By use of some manual gestures, I urge him to drag me under the hole to achieve a better look into it, and with minimal difficulty he complies.
On my way there, the hole’s extent reveals itself to me. The walls are too dark to discern a thing, however just at the top of the opening, there is an orange hue glowing gently. I squint my eyes to better view it, but all I can see is the warm colour. It evokes some familiarity within me, though I struggle to precisely say what. It feels gravitating, like it drags me towards it.
I look to my companion, watching me regard the opening. He seems to read my thoughts. Hooking me in the familiar fashion, he slowly drags me across the grass. When we reach the concrete wall, he releases his hold of my right side, and with his left fingers, wraps around my chest to compensate for the surrendered grip. Once the two of us are comfortable with the shifted hold, my friend proceeds to use his right claw, with a strategic placement of his stick-like legs, to scale the wall.
I am uncomfortable being raised in such a manner, but do not protest so as not to frighten my carrier. My feet cannot help but dangle lightly, and hurt in kind, but I try not to notice.

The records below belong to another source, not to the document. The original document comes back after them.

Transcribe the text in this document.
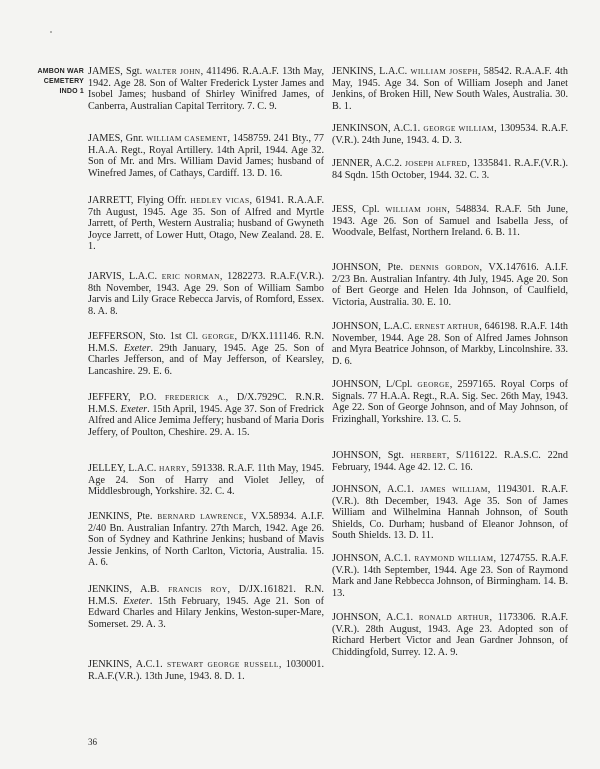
AMBON WAR
CEMETERY
INDO 1

JAMES, Sgt. WALTER JOHN, 411496. R.A.A.F. 13th May, 1942. Age 28. Son of Walter Frederick Lyster James and Isobel James; husband of Shirley Winifred James, of Canberra, Australian Capital Territory. 7. C. 9.

JAMES, Gnr. WILLIAM CASEMENT, 1458759. 241 Bty., 77 H.A.A. Regt., Royal Artillery. 14th April, 1944. Age 32. Son of Mr. and Mrs. William David James; husband of Winefred James, of Cathays, Cardiff. 13. D. 16.

JARRETT, Flying Offr. HEDLEY VICAS, 61941. R.A.A.F. 7th August, 1945. Age 35. Son of Alfred and Myrtle Jarrett, of Perth, Western Australia; husband of Gwyneth Joyce Jarrett, of Lower Hutt, Otago, New Zealand. 28. E. 1.

JARVIS, L.A.C. ERIC NORMAN, 1282273. R.A.F.(V.R.). 8th November, 1943. Age 29. Son of William Sambo Jarvis and Lily Grace Rebecca Jarvis, of Romford, Essex. 8. A. 8.

JEFFERSON, Sto. 1st Cl. GEORGE, D/KX.111146. R.N. H.M.S. Exeter. 29th January, 1945. Age 25. Son of Charles Jefferson, and of May Jefferson, of Kearsley, Lancashire. 29. E. 6.

JEFFERY, P.O. FREDERICK A., D/X.7929C. R.N.R. H.M.S. Exeter. 15th April, 1945. Age 37. Son of Fredrick Alfred and Alice Jemima Jeffery; husband of Maria Doris Jeffery, of Poulton, Cheshire. 29. A. 15.

JELLEY, L.A.C. HARRY, 591338. R.A.F. 11th May, 1945. Age 24. Son of Harry and Violet Jelley, of Middlesbrough, Yorkshire. 32. C. 4.

JENKINS, Pte. BERNARD LAWRENCE, VX.58934. A.I.F. 2/40 Bn. Australian Infantry. 27th March, 1942. Age 26. Son of Sydney and Kathrine Jenkins; husband of Mavis Jessie Jenkins, of North Carlton, Victoria, Australia. 15. A. 6.

JENKINS, A.B. FRANCIS ROY, D/JX.161821. R.N. H.M.S. Exeter. 15th February, 1945. Age 21. Son of Edward Charles and Hilary Jenkins, Weston-super-Mare, Somerset. 29. A. 3.

JENKINS, A.C.1. STEWART GEORGE RUSSELL, 1030001. R.A.F.(V.R.). 13th June, 1943. 8. D. 1.

JENKINS, L.A.C. WILLIAM JOSEPH, 58542. R.A.A.F. 4th May, 1945. Age 34. Son of William Joseph and Janet Jenkins, of Broken Hill, New South Wales, Australia. 30. B. 1.

JENKINSON, A.C.1. GEORGE WILLIAM, 1309534. R.A.F.(V.R.). 24th June, 1943. 4. D. 3.

JENNER, A.C.2. JOSEPH ALFRED, 1335841. R.A.F.(V.R.). 84 Sqdn. 15th October, 1944. 32. C. 3.

JESS, Cpl. WILLIAM JOHN, 548834. R.A.F. 5th June, 1943. Age 26. Son of Samuel and Isabella Jess, of Woodvale, Belfast, Northern Ireland. 6. B. 11.

JOHNSON, Pte. DENNIS GORDON, VX.147616. A.I.F. 2/23 Bn. Australian Infantry. 4th July, 1945. Age 20. Son of Bert George and Helen Ida Johnson, of Caulfield, Victoria, Australia. 30. E. 10.

JOHNSON, L.A.C. ERNEST ARTHUR, 646198. R.A.F. 14th November, 1944. Age 28. Son of Alfred James Johnson and Myra Beatrice Johnson, of Markby, Lincolnshire. 33. D. 6.

JOHNSON, L/Cpl. GEORGE, 2597165. Royal Corps of Signals. 77 H.A.A. Regt., R.A. Sig. Sec. 26th May, 1943. Age 22. Son of George Johnson, and of May Johnson, of Frizinghall, Yorkshire. 13. C. 5.

JOHNSON, Sgt. HERBERT, S/116122. R.A.S.C. 22nd February, 1944. Age 42. 12. C. 16.

JOHNSON, A.C.1. JAMES WILLIAM, 1194301. R.A.F.(V.R.). 8th December, 1943. Age 35. Son of James William and Wilhelmina Hannah Johnson, of South Shields, Co. Durham; husband of Eleanor Johnson, of South Shields. 13. D. 11.

JOHNSON, A.C.1. RAYMOND WILLIAM, 1274755. R.A.F.(V.R.). 14th September, 1944. Age 23. Son of Raymond Mark and Jane Rebbecca Johnson, of Birmingham. 14. B. 13.

JOHNSON, A.C.1. RONALD ARTHUR, 1173306. R.A.F.(V.R.). 28th August, 1943. Age 23. Adopted son of Richard Herbert Victor and Jean Gardner Johnson, of Chiddingfold, Surrey. 12. A. 9.

36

My companion’s jump to attach to the celestial ceiling comes out of rhythm and startles me. He almost lets me go, but tightens his grip in time. He lowers me to his legs, and I wrap around them the best I can. They are thin and twig-like, and I fear I might break them if I supply too great a force.

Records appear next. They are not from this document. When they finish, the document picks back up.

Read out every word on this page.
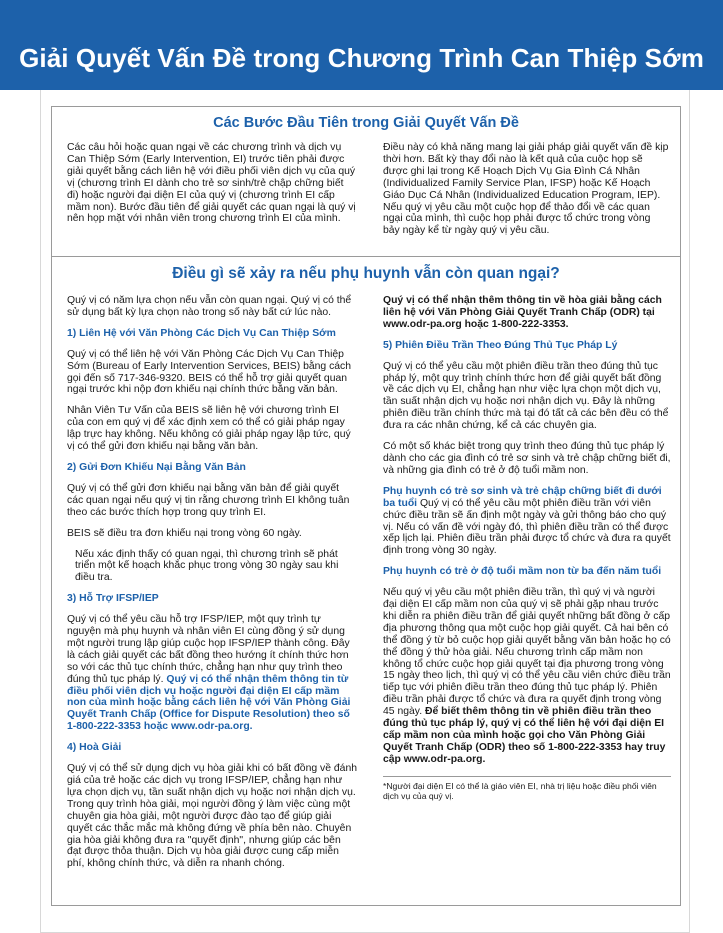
Giải Quyết Vấn Đề trong Chương Trình Can Thiệp Sớm
Các Bước Đầu Tiên trong Giải Quyết Vấn Đề

Các câu hỏi hoặc quan ngại về các chương trình và dịch vụ Can Thiệp Sớm (Early Intervention, EI) trước tiên phải được giải quyết bằng cách liên hệ với điều phối viên dịch vụ của quý vị (chương trình EI dành cho trẻ sơ sinh/trẻ chập chững biết đi) hoặc người đại diện EI của quý vị (chương trình EI cấp mầm non). Bước đầu tiên để giải quyết các quan ngại là quý vị nên họp mặt với nhân viên trong chương trình EI của mình.

Điều này có khả năng mang lại giải pháp giải quyết vấn đề kịp thời hơn. Bất kỳ thay đổi nào là kết quả của cuộc họp sẽ được ghi lại trong Kế Hoạch Dịch Vụ Gia Đình Cá Nhân (Individualized Family Service Plan, IFSP) hoặc Kế Hoạch Giáo Dục Cá Nhân (Individualized Education Program, IEP). Nếu quý vị yêu cầu một cuộc họp để thảo đổi về các quan ngại của mình, thì cuộc họp phải được tổ chức trong vòng bảy ngày kể từ ngày quý vị yêu cầu.

Điều gì sẽ xảy ra nếu phụ huynh vẫn còn quan ngại?

Quý vị có năm lựa chọn nếu vẫn còn quan ngại. Quý vị có thể sử dụng bất kỳ lựa chọn nào trong số này bất cứ lúc nào.

1) Liên Hệ với Văn Phòng Các Dịch Vụ Can Thiệp Sớm

Quý vị có thể liên hệ với Văn Phòng Các Dịch Vụ Can Thiệp Sớm (Bureau of Early Intervention Services, BEIS) bằng cách gọi đến số 717-346-9320. BEIS có thể hỗ trợ giải quyết quan ngại trước khi nộp đơn khiếu nại chính thức bằng văn bản.

Nhân Viên Tư Vấn của BEIS sẽ liên hệ với chương trình EI của con em quý vị để xác định xem có thể có giải pháp ngay lập trực hay không. Nếu không có giải pháp ngay lập tức, quý vị có thể gửi đơn khiếu nại bằng văn bản.

2) Gửi Đơn Khiếu Nại Bằng Văn Bản

Quý vị có thể gửi đơn khiếu nại bằng văn bản để giải quyết các quan ngại nếu quý vị tin rằng chương trình EI không tuân theo các bước thích hợp trong quy trình EI.

BEIS sẽ điều tra đơn khiếu nại trong vòng 60 ngày.

Nếu xác định thấy có quan ngại, thì chương trình sẽ phát triển một kế hoạch khắc phục trong vòng 30 ngày sau khi điều tra.

3) Hỗ Trợ IFSP/IEP

Quý vị có thể yêu cầu hỗ trợ IFSP/IEP, một quy trình tự nguyện mà phụ huynh và nhân viên EI cùng đồng ý sử dụng một người trung lập giúp cuộc họp IFSP/IEP thành công. Đây là cách giải quyết các bất đồng theo hướng ít chính thức hơn so với các thủ tục chính thức, chẳng hạn như quy trình theo đúng thủ tục pháp lý. Quý vị có thể nhận thêm thông tin từ điều phối viên dịch vụ hoặc người đại diện EI cấp mầm non của mình hoặc bằng cách liên hệ với Văn Phòng Giải Quyết Tranh Chấp (Office for Dispute Resolution) theo số 1-800-222-3353 hoặc www.odr-pa.org.

4) Hoà Giải

Quý vị có thể sử dụng dịch vụ hòa giải khi có bất đồng về đánh giá của trẻ hoặc các dịch vụ trong IFSP/IEP, chẳng hạn như lựa chọn dịch vụ, tần suất nhận dịch vụ hoặc nơi nhận dịch vụ. Trong quy trình hòa giải, mọi người đồng ý làm việc cùng một chuyên gia hòa giải, một người được đào tạo để giúp giải quyết các thắc mắc mà không đứng về phía bên nào. Chuyên gia hòa giải không đưa ra "quyết định", nhưng giúp các bên đạt được thỏa thuận. Dịch vụ hòa giải được cung cấp miễn phí, không chính thức, và diễn ra nhanh chóng.

Quý vị có thể nhận thêm thông tin về hòa giải bằng cách liên hệ với Văn Phòng Giải Quyết Tranh Chấp (ODR) tại www.odr-pa.org hoặc 1-800-222-3353.

5) Phiên Điều Trần Theo Đúng Thủ Tục Pháp Lý

Quý vị có thể yêu cầu một phiên điều trần theo đúng thủ tục pháp lý, một quy trình chính thức hơn để giải quyết bất đồng về các dịch vụ EI, chẳng hạn như việc lựa chọn một dịch vụ, tần suất nhận dịch vụ hoặc nơi nhận dịch vụ. Đây là những phiên điều trần chính thức mà tại đó tất cả các bên đều có thể đưa ra các nhân chứng, kể cả các chuyên gia.

Có một số khác biệt trong quy trình theo đúng thủ tục pháp lý dành cho các gia đình có trẻ sơ sinh và trẻ chập chững biết đi, và những gia đình có trẻ ở độ tuổi mầm non.

Phụ huynh có trẻ sơ sinh và trẻ chập chững biết đi dưới ba tuổi Quý vị có thể yêu cầu một phiên điều trần với viên chức điều trần sẽ ấn định một ngày và gửi thông báo cho quý vị. Nếu có vấn đề với ngày đó, thì phiên điều trần có thể được xếp lịch lại. Phiên điều trần phải được tổ chức và đưa ra quyết định trong vòng 30 ngày.

Phụ huynh có trẻ ở độ tuổi mầm non từ ba đến năm tuổi

Nếu quý vị yêu cầu một phiên điều trần, thì quý vị và người đại diện EI cấp mầm non của quý vị sẽ phải gặp nhau trước khi diễn ra phiên điều trần để giải quyết những bất đồng ở cấp địa phương thông qua một cuộc họp giải quyết. Cả hai bên có thể đồng ý từ bỏ cuộc họp giải quyết bằng văn bản hoặc họ có thể đồng ý thử hòa giải. Nếu chương trình cấp mầm non không tổ chức cuộc họp giải quyết tại địa phương trong vòng 15 ngày theo lịch, thì quý vị có thể yêu cầu viên chức điều trần tiếp tục với phiên điều trần theo đúng thủ tục pháp lý. Phiên điều trần phải được tổ chức và đưa ra quyết định trong vòng 45 ngày. Để biết thêm thông tin về phiên điều trần theo đúng thủ tục pháp lý, quý vị có thể liên hệ với đại diện EI cấp mầm non của mình hoặc gọi cho Văn Phòng Giải Quyết Tranh Chấp (ODR) theo số 1-800-222-3353 hay truy cập www.odr-pa.org.

*Người đại diện EI có thể là giáo viên EI, nhà trị liệu hoặc điều phối viên dịch vụ của quý vị.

In this fashion, with me hanging from my friend’s feet, we traverse what distance remains to the heavenly opening. I glimpse below us, and sense the ground much farther than it ought to be. I startle, and grab on more tightly. Fortunately, the legs do not break.
At the opening, my friend positions to its side, where there is no door to obstruct entry. Hooking onto the interior of the duct with one hand, he swings the both of us inside it, catching with his other hand just in time not to fall from the swing’s apex. The interior of the tunnel is like a chimney. A sweltering heat persists within it, and the abyssal walls are as though covered in pitch-black soot. Directly above us, at an unjudgeable distance, there is the orange glow I saw earlier. It still contains a familiarity I cannot place; but I resolve that reaching it will answer any questions I may have, and, gripping my companion the strongest I feel safe doing, I prepare to rise.
We conquer the unjudgeable distance in but a second, or maybe two. My friend hastens to carry us away, perhaps in fear of the tunnel closing in the fashion of those he appears acclimated to. I slowly fall lower and lower on my friend’s body, my grip slipping under the intense speed; the glow approaches nearer and nearer, though I only witness it in glimpses, my focus too centred on not suffering another belabouring fall; the warmth’s intensity too magnifies, and my sweat provides an unfortunate lubricant to my only means of superposition. My companion senses my struggle, and stops right before the summit to help me back up.
He climbs out the top of the chimney, pulling me from below him. I look around.
And my ink flows thick, but my notebook has run out of pages.